Pope says psychoanalyst helped him clarify problems

Speculation is rife in the media about why Pope Francis visited a psychoanalyst nearly 40 years ago.

He’s not saying – but in a new book based on 12 in-depth interviews with the French sociologist Dominique Wolton, he says the sessions helped him.

“In those six months [I visited the psychoanalyst], she really helped me,” he told Wolton. “She was a wonderful person.”

Francis has commented about psychiatry before. As an example, when he was asked why he lived in a modest guesthouse rather than the Apostolic Palace, he said it was for psychiatric reasons.

“I can’t live alone, do you understand?” he explained.

The revelation that he sought psychiatric help is a first for the Vatican, Robert Mickens says.

Mickens is the editor of the English-language edition of La Croix, a Catholic newspaper.

“Bergoglio [Francis] is a person with his feet on the ground, but he realises that you can’t pray away all your problems.

“That said, he would be the first to say that analysis is no substitute for spirituality.”

Francis told Wolton about the role and influence of the “courageous” women in his life.

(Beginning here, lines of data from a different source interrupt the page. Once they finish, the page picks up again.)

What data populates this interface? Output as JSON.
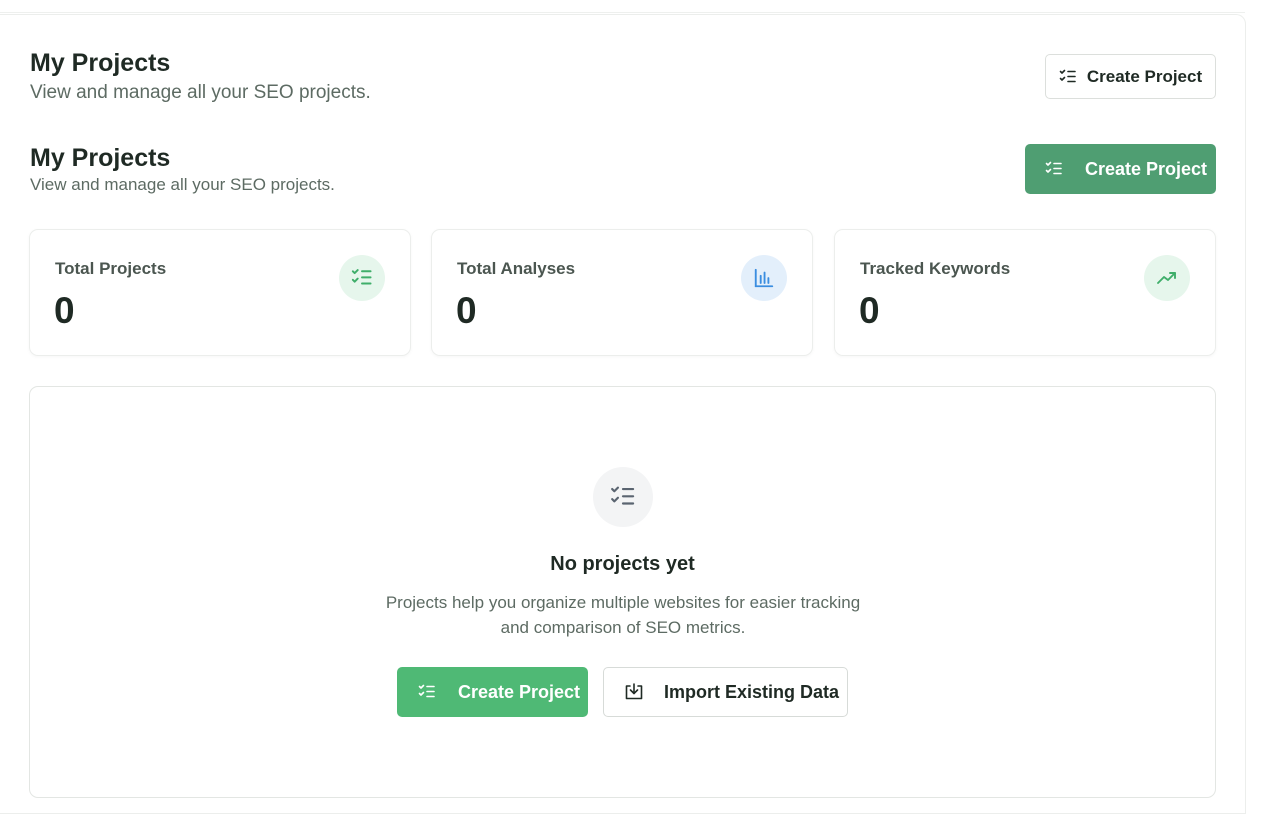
{
  "header": {
    "title": "My Projects",
    "subtitle": "View and manage all your SEO projects.",
    "create_label": "Create Project"
  },
  "section": {
    "title": "My Projects",
    "subtitle": "View and manage all your SEO projects.",
    "create_label": "Create Project"
  },
  "stats": [
    {
      "label": "Total Projects",
      "value": "0",
      "icon": "list-check-icon",
      "color": "#3fae6a",
      "bg": "#e6f6ec"
    },
    {
      "label": "Total Analyses",
      "value": "0",
      "icon": "bar-chart-icon",
      "color": "#3a8de0",
      "bg": "#e3effb"
    },
    {
      "label": "Tracked Keywords",
      "value": "0",
      "icon": "trending-up-icon",
      "color": "#3fae6a",
      "bg": "#e6f6ec"
    }
  ],
  "empty_state": {
    "title": "No projects yet",
    "description_line1": "Projects help you organize multiple websites for easier tracking",
    "description_line2": "and comparison of SEO metrics.",
    "create_label": "Create Project",
    "import_label": "Import Existing Data"
  },
  "colors": {
    "primary_green": "#4fb975",
    "dark_green": "#4f9e72",
    "text_dark": "#1f2a24",
    "text_muted": "#5d6b63"
  }
}
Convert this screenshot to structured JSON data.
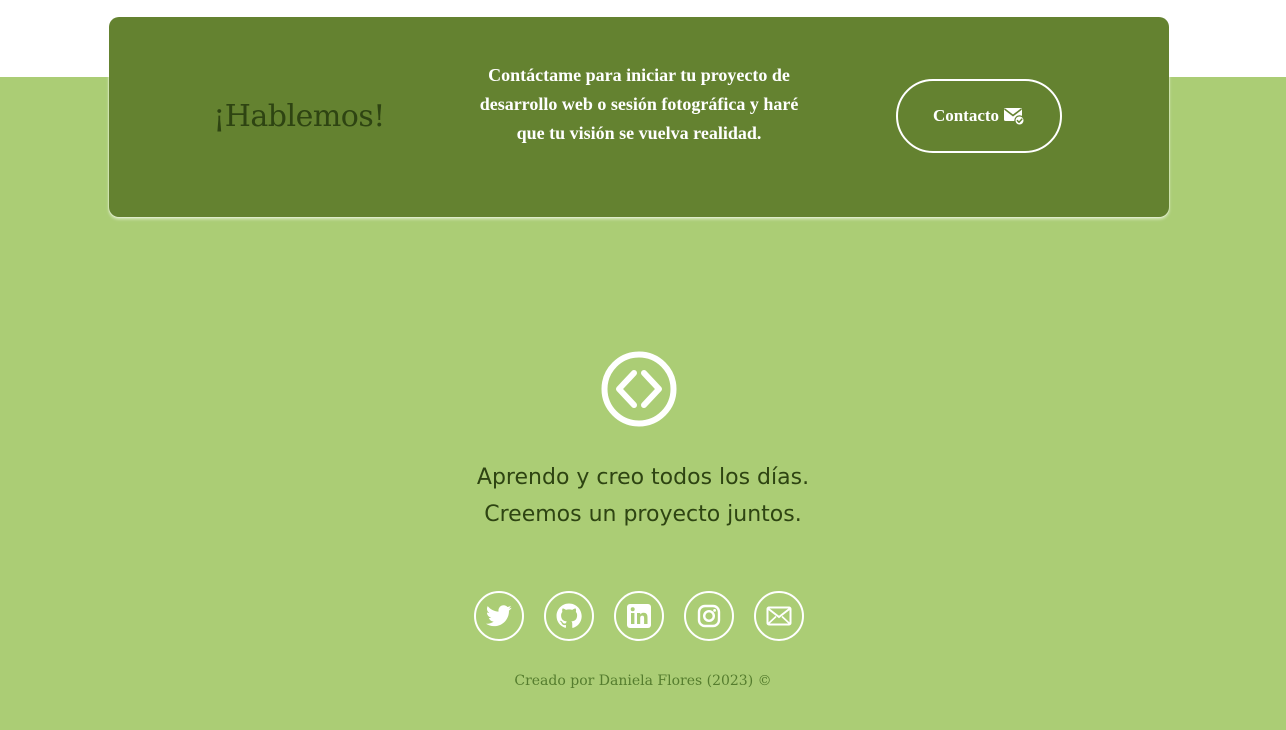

They included his mother, his two grandmothers and Esther Ballestrino de Careaga.

De Careaga was the communist founder of the Mothers of the Plaza de Mayo movement in Buenos Aires. She was killed during the Argentinian military dictatorship.

As a Jesuit, Francis is part of a tradition is known to value psychoanalysis. Many of his confreres regard self-awareness and introspection as being complementary to spirituality.